I shrugged; it wasn’t my business. But I have as little to do with mechanicals as I can. If the Other Side weren’t as real as this one, they might be all right. But as Atheling the Wise put it, though, most forces are also Persons, and mechanicals have no Personalities of their own to withstand the slings and arrows of outrageous fortune—to say nothing of outraged (or sometimes just mischievous) Forces. That’s why you’ll never see lodestone levitation under an alkahest pool.

Sometimes, when I’m in the mood for utopian flights of fancy, I think about how smoothly the world would run if all natural forces were as inanimate as the ones that let mechanicals operate. We’d never have to screen against megasalamanders launched on the wings of supersylphs to incinerate cities anywhere in the world. Neither of the Sorcerous Wars that devastated whole countries could have happened. For that matter, I wouldn’t have had to worry about toxic spell dumps or the ever-growing pollution of the environment.
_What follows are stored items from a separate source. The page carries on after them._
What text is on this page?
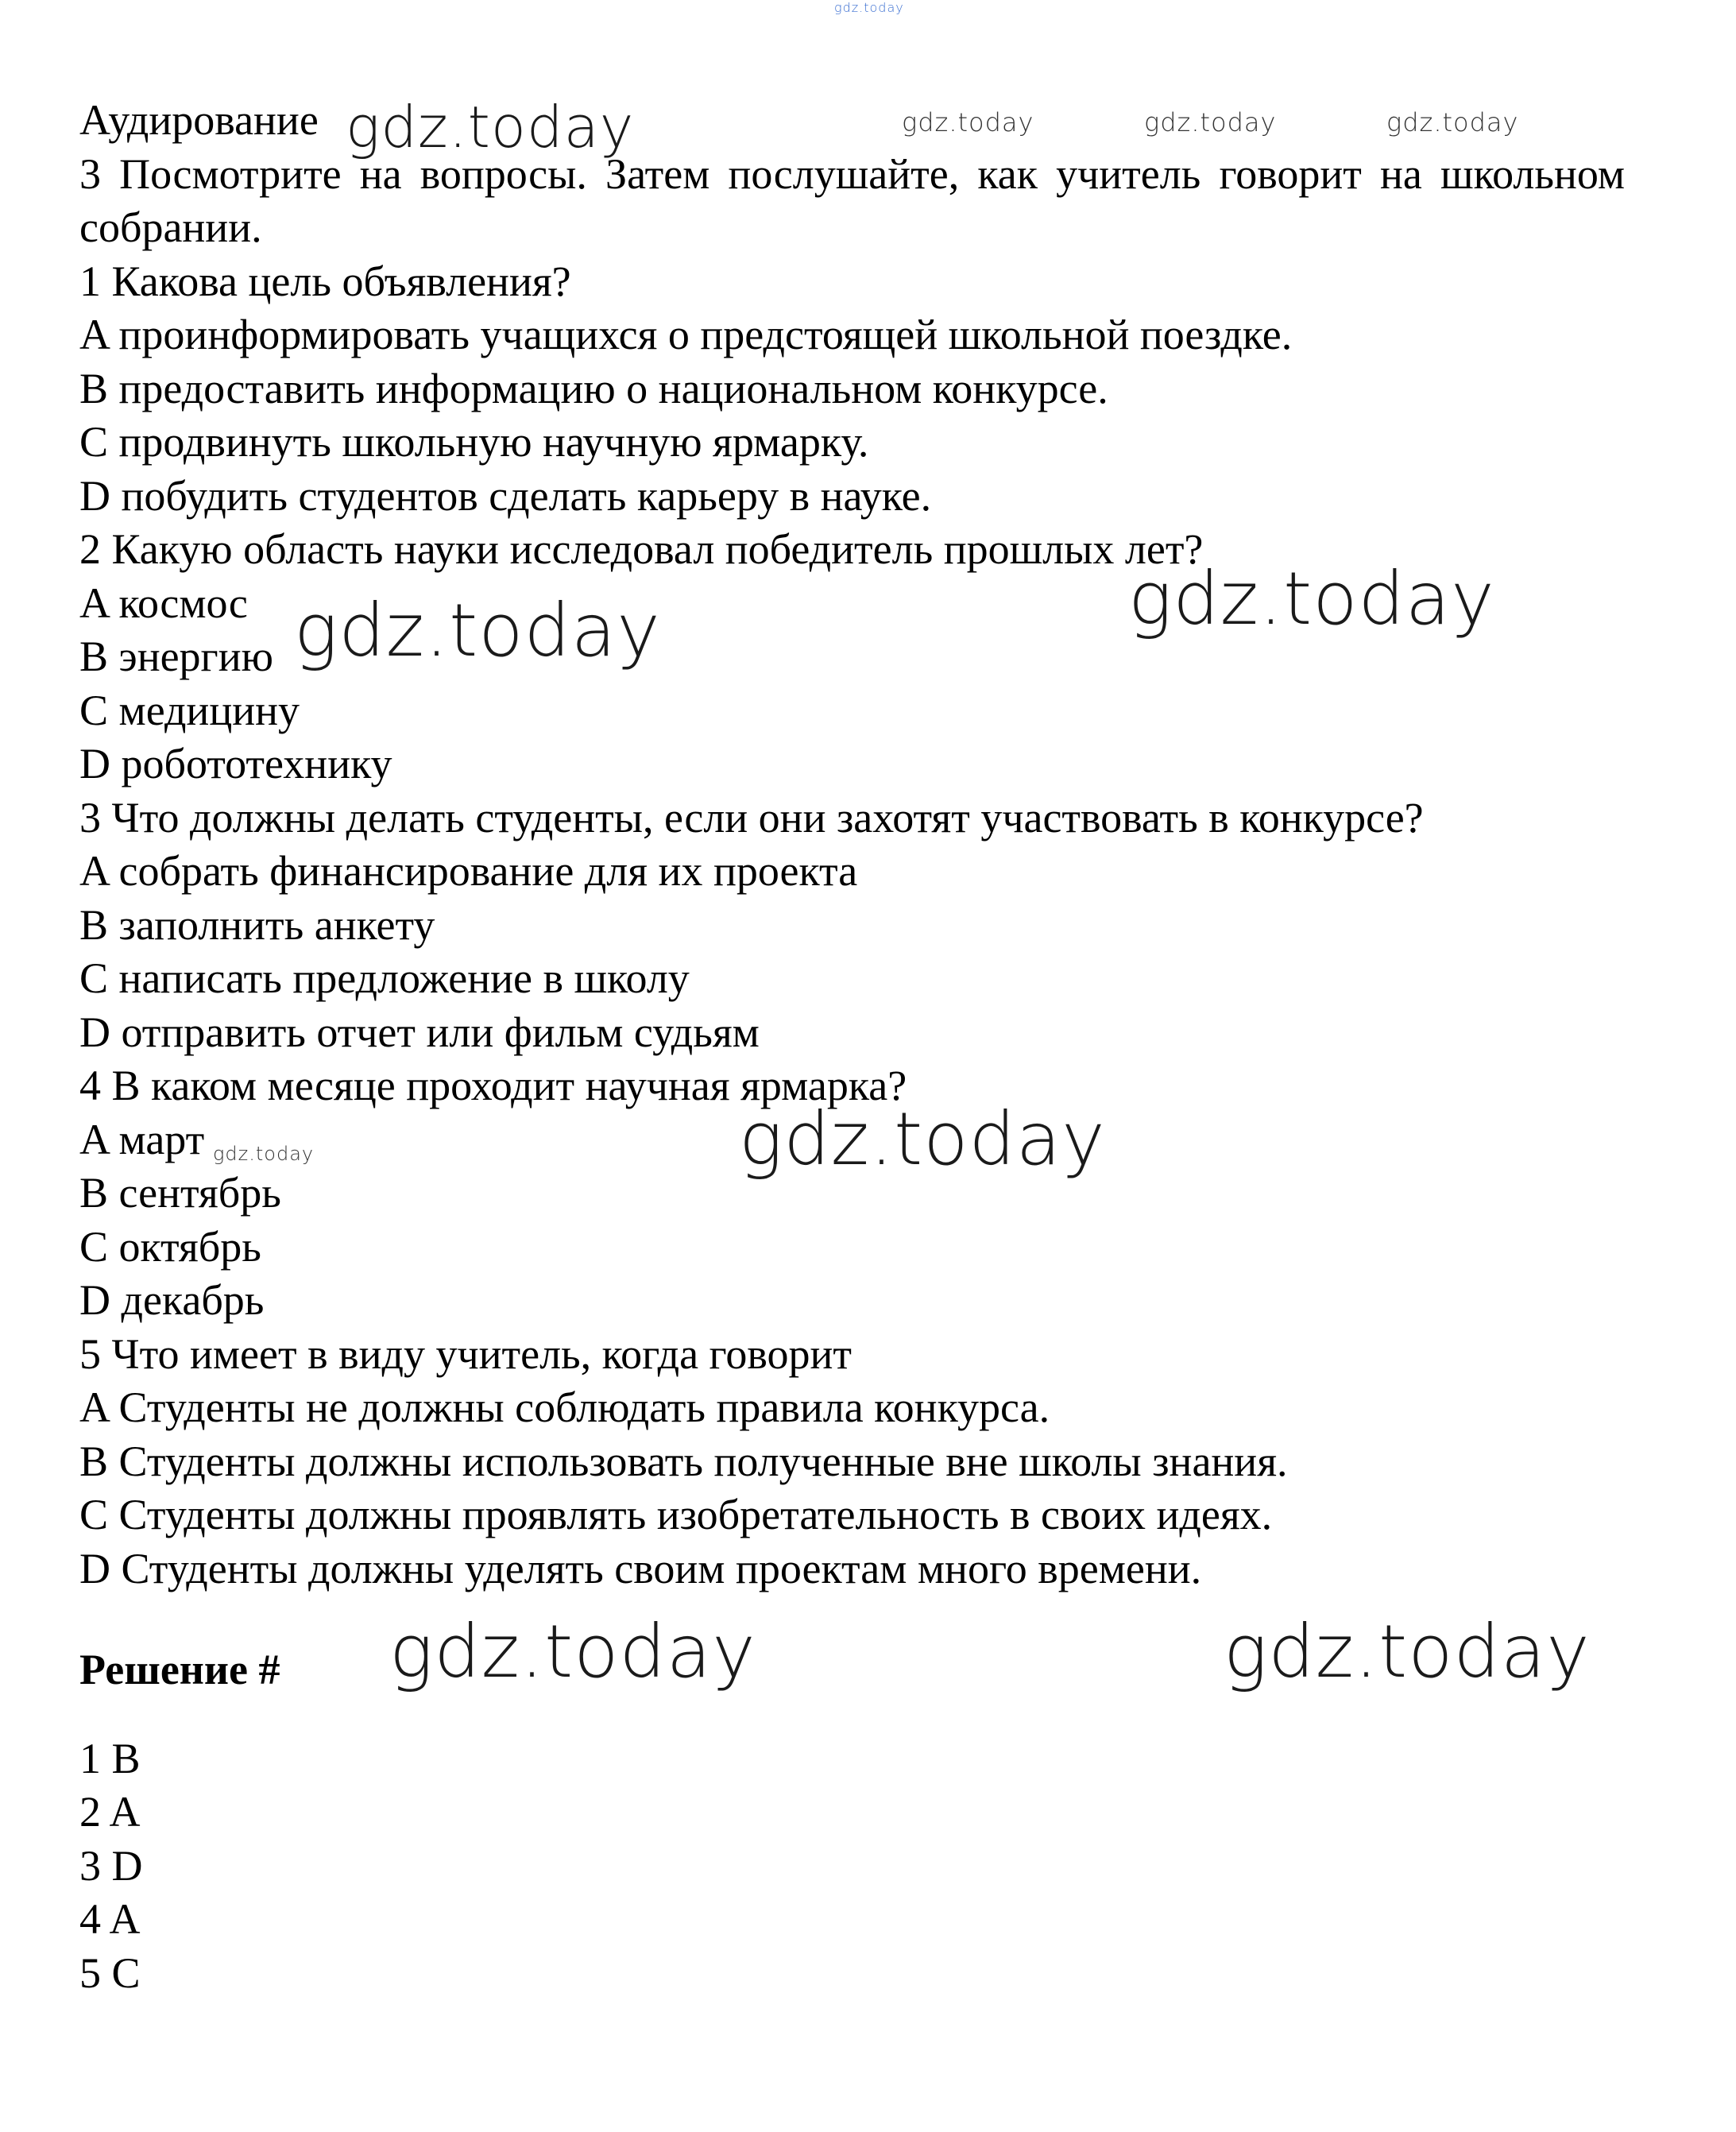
Аудирование

3 Посмотрите на вопросы. Затем послушайте, как учитель говорит на школьном собрании.

1 Какова цель объявления?

A проинформировать учащихся о предстоящей школьной поездке.

B предоставить информацию о национальном конкурсе.

C продвинуть школьную научную ярмарку.

D побудить студентов сделать карьеру в науке.

2 Какую область науки исследовал победитель прошлых лет?

A космос

B энергию

C медицину

D робототехнику

3 Что должны делать студенты, если они захотят участвовать в конкурсе?

A собрать финансирование для их проекта

B заполнить анкету

C написать предложение в школу

D отправить отчет или фильм судьям

4 В каком месяце проходит научная ярмарка?

A март

B сентябрь

C октябрь

D декабрь

5 Что имеет в виду учитель, когда говорит

A Студенты не должны соблюдать правила конкурса.

B Студенты должны использовать полученные вне школы знания.

C Студенты должны проявлять изобретательность в своих идеях.

D Студенты должны уделять своим проектам много времени.

Решение #

1 B

2 A

3 D

4 A

5 C

gdz.today
gdz.today	gdz.today	gdz.today	gdz.today
gdz.today
gdz.today
gdz.today	gdz.today
gdz.today	gdz.today
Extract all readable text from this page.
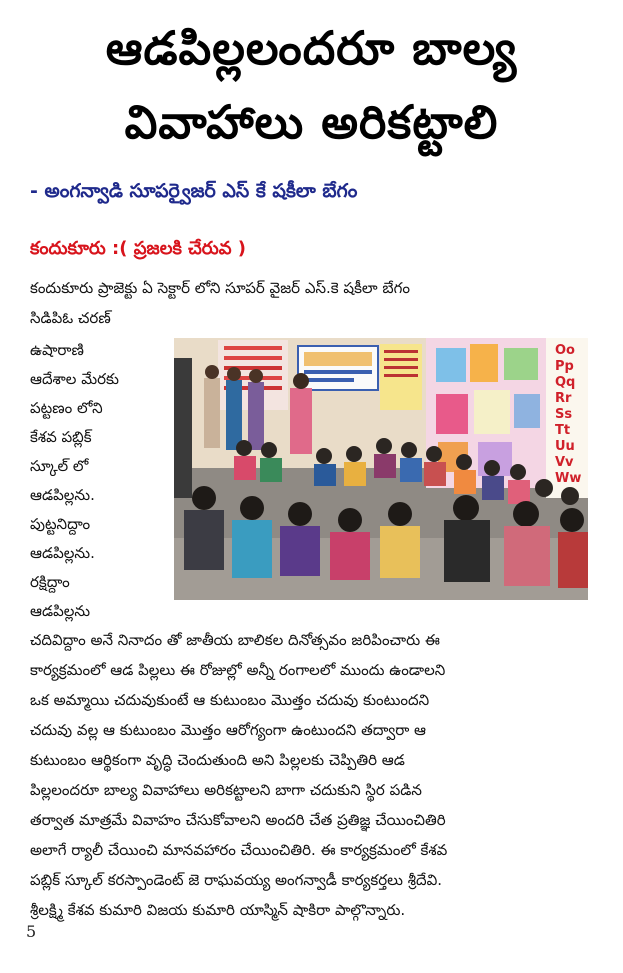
ఆడపిల్లలందరూ బాల్య
వివాహాలు అరికట్టాలి
- అంగన్వాడి సూపర్వైజర్ ఎస్ కే షకీలా బేగం
కందుకూరు :( ప్రజలకి చేరువ )
కందుకూరు ప్రాజెక్టు ఏ సెక్టార్ లోని సూపర్ వైజర్ ఎస్.కె షకీలా బేగం
సిడిపిఓ చరణ్
ఉషారాణి
ఆదేశాల మేరకు
పట్టణం లోని
కేశవ పబ్లిక్
స్కూల్ లో
ఆడపిల్లను.
పుట్టనిద్దాం
ఆడపిల్లను.
రక్షిద్దాం
ఆడపిల్లను
చదివిద్దాం అనే నినాదం తో జాతీయ బాలికల దినోత్సవం జరిపించారు ఈ
కార్యక్రమంలో ఆడ పిల్లలు ఈ రోజుల్లో అన్నీ రంగాలలో ముందు ఉండాలని
ఒక అమ్మాయి చదువుకుంటే ఆ కుటుంబం మొత్తం చదువు కుంటుందని
చదువు వల్ల ఆ కుటుంబం మొత్తం ఆరోగ్యంగా ఉంటుందని తద్వారా ఆ
కుటుంబం ఆర్థికంగా వృద్ధి చెందుతుంది అని పిల్లలకు చెప్పితిరి ఆడ
పిల్లలందరూ బాల్య వివాహాలు అరికట్టాలని బాగా చదుకుని స్థిర పడిన
తర్వాత మాత్రమే వివాహం చేసుకోవాలని అందరి చేత ప్రతిజ్ఞ చేయించితిరి
అలాగే ర్యాలీ చేయించి మానవహారం చేయించితిరి. ఈ కార్యక్రమంలో కేశవ
పబ్లిక్ స్కూల్ కరస్పాండెంట్ జె రాఘవయ్య అంగన్వాడీ కార్యకర్తలు శ్రీదేవి.
శ్రీలక్ష్మి కేశవ కుమారి విజయ కుమారి యాస్మిన్ షాకిరా పాల్గొన్నారు.
Oo
Pp
Qq
Rr
Ss
Tt
Uu
Vv
Ww
5
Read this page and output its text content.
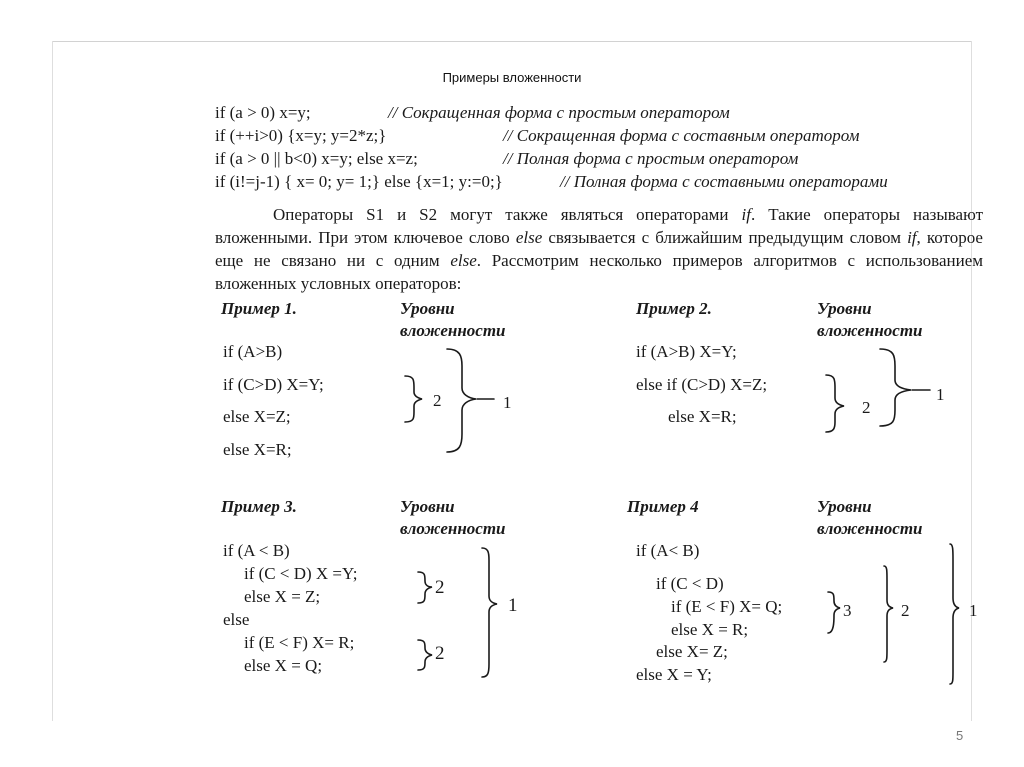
Примеры вложенности
if (a > 0) x=y;	// Сокращенная форма с простым оператором
if (++i>0) {x=y; y=2*z;}	// Сокращенная форма с составным оператором
if (a > 0 || b<0) x=y; else x=z;	// Полная форма с простым оператором
if (i!=j-1) { x= 0; y= 1;} else {x=1; y:=0;}	// Полная форма с составными операторами
Операторы S1 и S2 могут также являться операторами if. Такие операторы называют вложенными. При этом ключевое слово else связывается с ближайшим предыдущим словом if, которое еще не связано ни с одним else. Рассмотрим несколько примеров алгоритмов с использованием вложенных условных операторов:
Пример 1.	Уровни
вложенности
if (A>B)
if (C>D) X=Y;
else X=Z;
else X=R;
2	1
Пример 2.	Уровни
вложенности
if (A>B) X=Y;
else if (C>D) X=Z;
else X=R;	2
1
Пример 3.	Уровни
вложенности
if (A < B)
if (C < D) X =Y;
else X = Z;
else
if (E < F) X= R;
else X = Q;
2
2
1
Пример 4	Уровни
вложенности
if (A< B)
if (C < D)
if (E < F) X= Q;
else X = R;
else X= Z;
else X = Y;
3	2	1
5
Things would be simpler all around.

Yeah, I know it’s a dream from the gate of ivory. Without magic, the world would probably have farmers, maybe towns, but surely not the great civilization we know. Can you imagine mass production without the law of similarity, or any kind of communications network without the law of contagion?

And medicine? I shiver to think of it. Without ectoplasmic beings to see and reach inside the body, how would medicine be possible at all? If you got sick, you’d bloody well die, just like one of Tony Sudakis’ cheap watches when magic touched its works.